One approach has been to empirically generate the similarity matrices. The Dayhoff method used phylogenetic trees and sequences taken from species on the tree. This approach has given rise to the PAM series of matrices. PAM matrices are labelled based on how many nucleotide changes have occurred, per 100 amino acids. While the PAM matrices benefit from having a well understood evolutionary model, they are most useful at short evolutionary distances (PAM10–PAM120). At long evolutionary distances, for example PAM250 or 20% identity, it has been shown that the BLOSUM matrices are much more effective.

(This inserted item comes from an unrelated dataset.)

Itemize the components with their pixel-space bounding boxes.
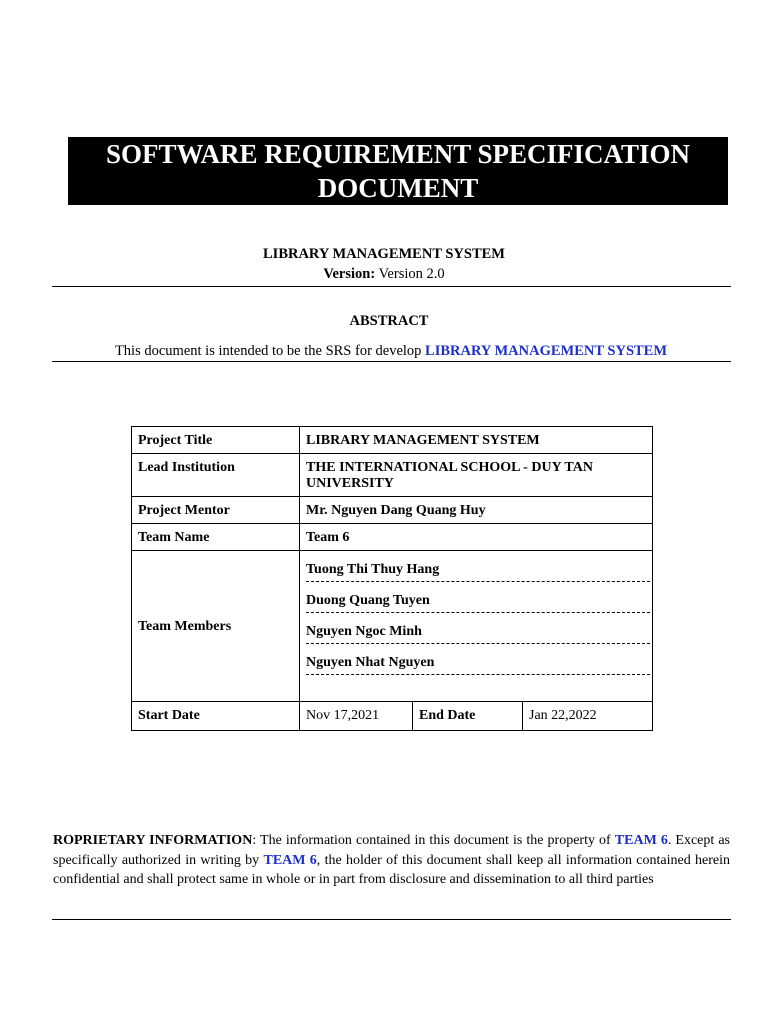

The BLOSUM series were generated by comparing a number of divergent sequences. The BLOSUM series are labeled based on how much entropy remains unmutated between all sequences, so a lower BLOSUM number corresponds to a higher PAM number.

## References

1. ^ Brendan J. Frey; Delbert Dueck (2007). "Clustering by passing messages between data points". Science. 315: 972–976. PMID 17218491. doi:10.1126/science.1136800.
2. ^ Vert, Jean-Philippe; Tsuda, Koji; Schölkopf, Bernhard (2004). "A primer on kernel methods". Kernel Methods in Computational Biology (PDF).
3. ^ a b Ng, A.Y.; Jordan, M.I.; Weiss, Y. (2001), "On Spectral Clustering: Analysis and an Algorithm" (PDF), Advances in Neural Information Processing Systems, MIT Press, 14: 849–856
4. ^ Li, Xin-Ye; Guo, Li-Jie (2012), "Constructing affinity matrix in spectral clustering based on neighbor propagation", Neurocomputing, MIT Press, 97: 125–130, doi:10.1016/j.neucom.2012.06.023
5. ^ States, D; Gish, W; Altschul, S (1991). "Improved sensitivity of nucleic acid database searches using application-specific scoring matrices". Methods: a companion to methods in enzymology. 3 (1): 66. doi:10.1016/S1046-2023(05)80165-3.
6. ^ Sean R. Eddy (2004). "Where did the BLOSUM62 alignment score matrix come from?" (PDF). Nature Biotechnology. 22 (8): 1035–6. PMID 15286655. doi:10.1038/nbt0804-1035.